The coalition has been the only topic of conversation on Westminster's streets for the last two days, or so it's seemed to me on walks between Victoria and Fleet Street. The novelty of the new setup attracts curiosity, unsurprisingly, but I also detect an unusual level of goodwill. It is as though a higher percentage of people than usual feel that they own a piece of this new government. And they can, because about two thirds of those who voted supported a faction that is now part of the government. Another factor behind the general air of optimism could be a response to enthusiastic fresh faces in ministerial posts. Or is it just because it's spring, and the grass is full of daisy flowers in St. James's Park? By the way, for those who rate omens, there was a rainbow over the Palace of Westminster on Tuesday evening.

Tuesday, 11 May 2010

The prize

Remember that line about being wary of them even when they bring gifts? That is how I feel about the Conservatives with their very late offer of a referendum on the Alternative Vote system.

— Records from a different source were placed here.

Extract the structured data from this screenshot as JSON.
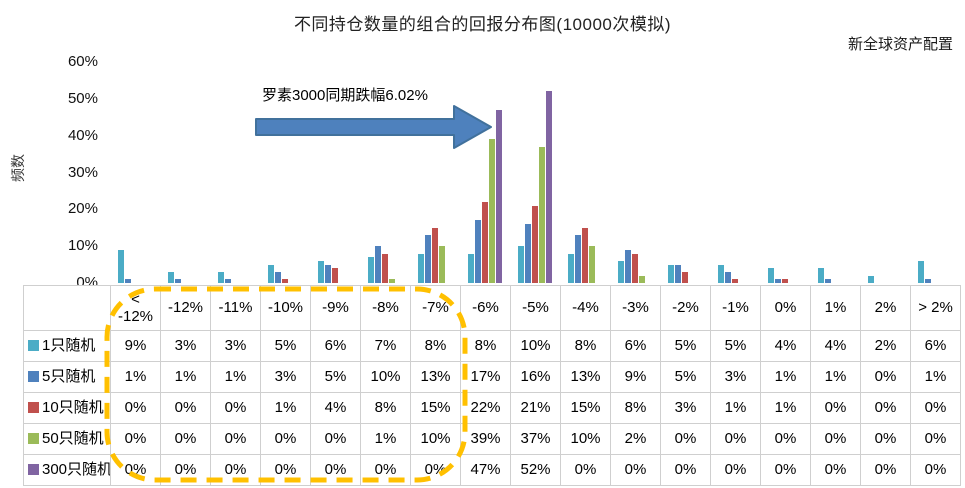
{
  "title": "不同持仓数量的组合的回报分布图(10000次模拟)",
  "watermark": "新全球资产配置",
  "annotation": {
    "text": "罗素3000同期跌幅6.02%",
    "arrow_color": "#4E81BD",
    "arrow_border_color": "#41719C"
  },
  "highlight": {
    "shape": "dashed-oval",
    "color": "#FFC000",
    "region_columns": "< -12% 至 -7%"
  },
  "chart_data": {
    "type": "bar",
    "title": "不同持仓数量的组合的回报分布图(10000次模拟)",
    "xlabel": "",
    "ylabel": "频数",
    "ylim": [
      0,
      60
    ],
    "yticks": [
      "0%",
      "10%",
      "20%",
      "30%",
      "40%",
      "50%",
      "60%"
    ],
    "grid": false,
    "legend_position": "table-left",
    "value_suffix": "%",
    "categories": [
      "< -12%",
      "-12%",
      "-11%",
      "-10%",
      "-9%",
      "-8%",
      "-7%",
      "-6%",
      "-5%",
      "-4%",
      "-3%",
      "-2%",
      "-1%",
      "0%",
      "1%",
      "2%",
      "> 2%"
    ],
    "series": [
      {
        "name": "1只随机",
        "color": "#4BACC6",
        "values": [
          9,
          3,
          3,
          5,
          6,
          7,
          8,
          8,
          10,
          8,
          6,
          5,
          5,
          4,
          4,
          2,
          6
        ]
      },
      {
        "name": "5只随机",
        "color": "#4F81BD",
        "values": [
          1,
          1,
          1,
          3,
          5,
          10,
          13,
          17,
          16,
          13,
          9,
          5,
          3,
          1,
          1,
          0,
          1
        ]
      },
      {
        "name": "10只随机",
        "color": "#C0504D",
        "values": [
          0,
          0,
          0,
          1,
          4,
          8,
          15,
          22,
          21,
          15,
          8,
          3,
          1,
          1,
          0,
          0,
          0
        ]
      },
      {
        "name": "50只随机",
        "color": "#9BBB59",
        "values": [
          0,
          0,
          0,
          0,
          0,
          1,
          10,
          39,
          37,
          10,
          2,
          0,
          0,
          0,
          0,
          0,
          0
        ]
      },
      {
        "name": "300只随机",
        "color": "#8064A2",
        "values": [
          0,
          0,
          0,
          0,
          0,
          0,
          0,
          47,
          52,
          0,
          0,
          0,
          0,
          0,
          0,
          0,
          0
        ]
      }
    ]
  }
}
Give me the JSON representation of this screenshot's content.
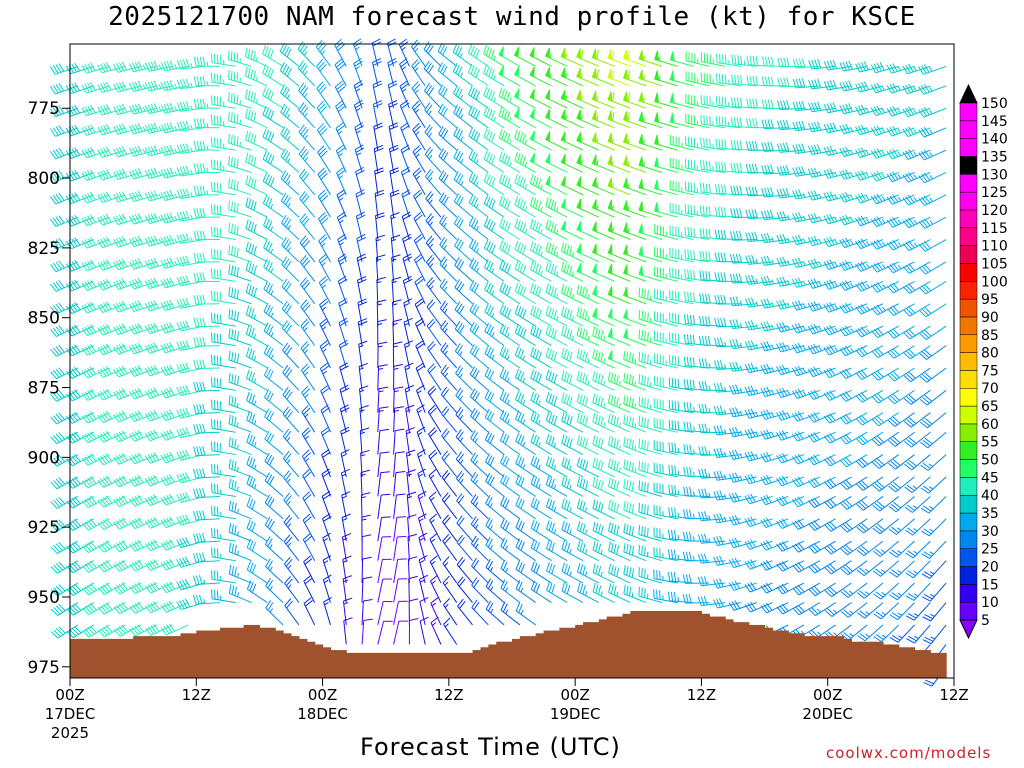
{
  "title": "2025121700 NAM forecast wind profile (kt) for KSCE",
  "credit": "coolwx.com/models",
  "colors": {
    "terrain": "#a0522d",
    "speed_bins": [
      "#8800ff",
      "#6600ff",
      "#3300ee",
      "#0022dd",
      "#0055ee",
      "#0088ee",
      "#00aaee",
      "#00cccc",
      "#22eebb",
      "#22ff66",
      "#33ee22",
      "#88ee00",
      "#ccff00",
      "#ffff00",
      "#ffdd00",
      "#ffbb00",
      "#ff9900",
      "#ee7700",
      "#ee5500",
      "#ff2200",
      "#ff0000",
      "#ee0055",
      "#ff0088",
      "#ff00bb",
      "#ff00ee",
      "#ff00ff",
      "#000000"
    ]
  },
  "chart_data": {
    "type": "wind_barbs",
    "title": "2025121700 NAM forecast wind profile (kt) for KSCE",
    "xlabel": "Forecast Time (UTC)",
    "ylabel": "",
    "x_range_hours": [
      0,
      84
    ],
    "ylim": [
      979,
      752
    ],
    "x_ticks": [
      {
        "hour": 0,
        "label": "00Z",
        "date": "17DEC",
        "year": "2025"
      },
      {
        "hour": 12,
        "label": "12Z",
        "date": "",
        "year": ""
      },
      {
        "hour": 24,
        "label": "00Z",
        "date": "18DEC",
        "year": ""
      },
      {
        "hour": 36,
        "label": "12Z",
        "date": "",
        "year": ""
      },
      {
        "hour": 48,
        "label": "00Z",
        "date": "19DEC",
        "year": ""
      },
      {
        "hour": 60,
        "label": "12Z",
        "date": "",
        "year": ""
      },
      {
        "hour": 72,
        "label": "00Z",
        "date": "20DEC",
        "year": ""
      },
      {
        "hour": 84,
        "label": "12Z",
        "date": "",
        "year": ""
      }
    ],
    "y_ticks": [
      775,
      800,
      825,
      850,
      875,
      900,
      925,
      950,
      975
    ],
    "levels": [
      760,
      767,
      775,
      782,
      790,
      798,
      806,
      814,
      822,
      830,
      837,
      845,
      853,
      860,
      868,
      876,
      884,
      891,
      899,
      907,
      914,
      922,
      930,
      937,
      945,
      952,
      960,
      967,
      975
    ],
    "colorbar": [
      5,
      10,
      15,
      20,
      25,
      30,
      35,
      40,
      45,
      50,
      55,
      60,
      65,
      70,
      75,
      80,
      85,
      90,
      95,
      100,
      105,
      110,
      115,
      120,
      125,
      130,
      135,
      140,
      145,
      150
    ],
    "surface_pressure": [
      965,
      965,
      965,
      965,
      965,
      965,
      965,
      965,
      964,
      964,
      964,
      964,
      964,
      964,
      963,
      963,
      962,
      962,
      962,
      961,
      961,
      961,
      960,
      960,
      961,
      961,
      962,
      963,
      964,
      965,
      966,
      967,
      968,
      969,
      969,
      970,
      970,
      970,
      970,
      970,
      970,
      970,
      970,
      970,
      970,
      970,
      970,
      970,
      970,
      970,
      970,
      969,
      968,
      967,
      966,
      966,
      965,
      964,
      964,
      963,
      962,
      962,
      961,
      961,
      960,
      959,
      959,
      958,
      957,
      957,
      956,
      955,
      955,
      955,
      955,
      955,
      955,
      955,
      955,
      955,
      956,
      957,
      957,
      958,
      959,
      959,
      960,
      960,
      961,
      962,
      962,
      963,
      963,
      964,
      964,
      964,
      964,
      964,
      965,
      966,
      966,
      966,
      966,
      967,
      967,
      968,
      968,
      969,
      969,
      970,
      970
    ],
    "surface_hours": [
      0,
      0.75,
      1.5,
      2.25,
      3,
      3.75,
      4.5,
      5.25,
      6,
      6.75,
      7.5,
      8.25,
      9,
      9.75,
      10.5,
      11.25,
      12,
      12.75,
      13.5,
      14.25,
      15,
      15.75,
      16.5,
      17.25,
      18,
      18.75,
      19.5,
      20.25,
      21,
      21.75,
      22.5,
      23.25,
      24,
      24.75,
      25.5,
      26.25,
      27,
      27.75,
      28.5,
      29.25,
      30,
      30.75,
      31.5,
      32.25,
      33,
      33.75,
      34.5,
      35.25,
      36,
      36.75,
      37.5,
      38.25,
      39,
      39.75,
      40.5,
      41.25,
      42,
      42.75,
      43.5,
      44.25,
      45,
      45.75,
      46.5,
      47.25,
      48,
      48.75,
      49.5,
      50.25,
      51,
      51.75,
      52.5,
      53.25,
      54,
      54.75,
      55.5,
      56.25,
      57,
      57.75,
      58.5,
      59.25,
      60,
      60.75,
      61.5,
      62.25,
      63,
      63.75,
      64.5,
      65.25,
      66,
      66.75,
      67.5,
      68.25,
      69,
      69.75,
      70.5,
      71.25,
      72,
      72.75,
      73.5,
      74.25,
      75,
      75.75,
      76.5,
      77.25,
      78,
      78.75,
      79.5,
      80.25,
      81,
      81.75,
      82.5,
      83.25,
      84
    ],
    "wind_profiles": [
      {
        "hour": 0,
        "low": {
          "dir": 235,
          "spd": 38
        },
        "high": {
          "dir": 250,
          "spd": 38
        }
      },
      {
        "hour": 6,
        "low": {
          "dir": 240,
          "spd": 42
        },
        "high": {
          "dir": 255,
          "spd": 42
        }
      },
      {
        "hour": 12,
        "low": {
          "dir": 245,
          "spd": 40
        },
        "high": {
          "dir": 260,
          "spd": 44
        }
      },
      {
        "hour": 18,
        "low": {
          "dir": 300,
          "spd": 30
        },
        "high": {
          "dir": 290,
          "spd": 45
        }
      },
      {
        "hour": 24,
        "low": {
          "dir": 340,
          "spd": 15
        },
        "high": {
          "dir": 320,
          "spd": 35
        }
      },
      {
        "hour": 30,
        "low": {
          "dir": 20,
          "spd": 6
        },
        "high": {
          "dir": 350,
          "spd": 20
        }
      },
      {
        "hour": 36,
        "low": {
          "dir": 330,
          "spd": 14
        },
        "high": {
          "dir": 310,
          "spd": 30
        }
      },
      {
        "hour": 42,
        "low": {
          "dir": 310,
          "spd": 22
        },
        "high": {
          "dir": 300,
          "spd": 48
        }
      },
      {
        "hour": 48,
        "low": {
          "dir": 300,
          "spd": 28
        },
        "high": {
          "dir": 295,
          "spd": 55
        }
      },
      {
        "hour": 54,
        "low": {
          "dir": 295,
          "spd": 35
        },
        "high": {
          "dir": 290,
          "spd": 62
        }
      },
      {
        "hour": 60,
        "low": {
          "dir": 270,
          "spd": 30
        },
        "high": {
          "dir": 285,
          "spd": 48
        }
      },
      {
        "hour": 66,
        "low": {
          "dir": 245,
          "spd": 28
        },
        "high": {
          "dir": 275,
          "spd": 42
        }
      },
      {
        "hour": 72,
        "low": {
          "dir": 235,
          "spd": 26
        },
        "high": {
          "dir": 265,
          "spd": 40
        }
      },
      {
        "hour": 78,
        "low": {
          "dir": 225,
          "spd": 25
        },
        "high": {
          "dir": 255,
          "spd": 38
        }
      },
      {
        "hour": 84,
        "low": {
          "dir": 215,
          "spd": 22
        },
        "high": {
          "dir": 250,
          "spd": 36
        }
      }
    ],
    "legend_position": "right"
  }
}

Behind the courtesy at the negotiating table they thought the Lib Dems had no alternative to a Tory-LD deal. The Right were salivating at the thought of getting power back. It seems they thought they could get away with not offering a referendum. The offer was only dragged out of them when the LD team began to walk away. Clearly the Conservatives still love First Past the Post and that is not surprising - it has served them very well. But the national interest requires that the era of phoney majorities based on a minority of the popular vote must end. The electorate has this time withheld a majority whether in the Commons or in votes cast from any party. Many more people voted against the Conservatives than for. Even the inscrutable millions who could have voted and didn't were expressing something that could be interpreted as disillusionment and a feeling of powerlessness. This cannot go on. The arithmetic of an LD-Lab alliance could, just, work, as I don't see the minor parties rocking that boat if launched. So in my view, the LD team is right to talk now to Labour. The prize is an electoral system in which the people's votes really count, that could reinvigorate our democracy. The electorate has given the LD team a unique opportunity to bring both main parties to heel, and they are right to take it. But I'm wary of Labour bearing gifts, too.

Saturday, 8 May 2010

It is so strange!

Something enormous happened early on Friday morning, in an understated and very British way. The Lib Dems suffered casualties, but emerged from the latest contests with 57 MPs, who now block the entrance to 10 Downing Street for a humbled David Cameron (only weeks ago so confident of victory). It is so strange! How best to exploit the advantage handed to us by millions of individual choices made by the British people? Some object to a deal with Labour, others to a deal with the Tories, but this is not on: our MPs are not in a situation of their own choice and they have to deal with a reality that is not of anyone's making, or rather is of everyone's making. I cannot fault Nick Clegg's announcement so far that fundamental political reform is a sine qua non of any deal, and if David Cameron doesn't like it, tough: he will probably find minority government is worse. As for other conditions, like millions of people I would be relieved and glad to see Vince Cable as Chancellor because he deserves our trust at this difficult time. Do your best and go for it, Nick!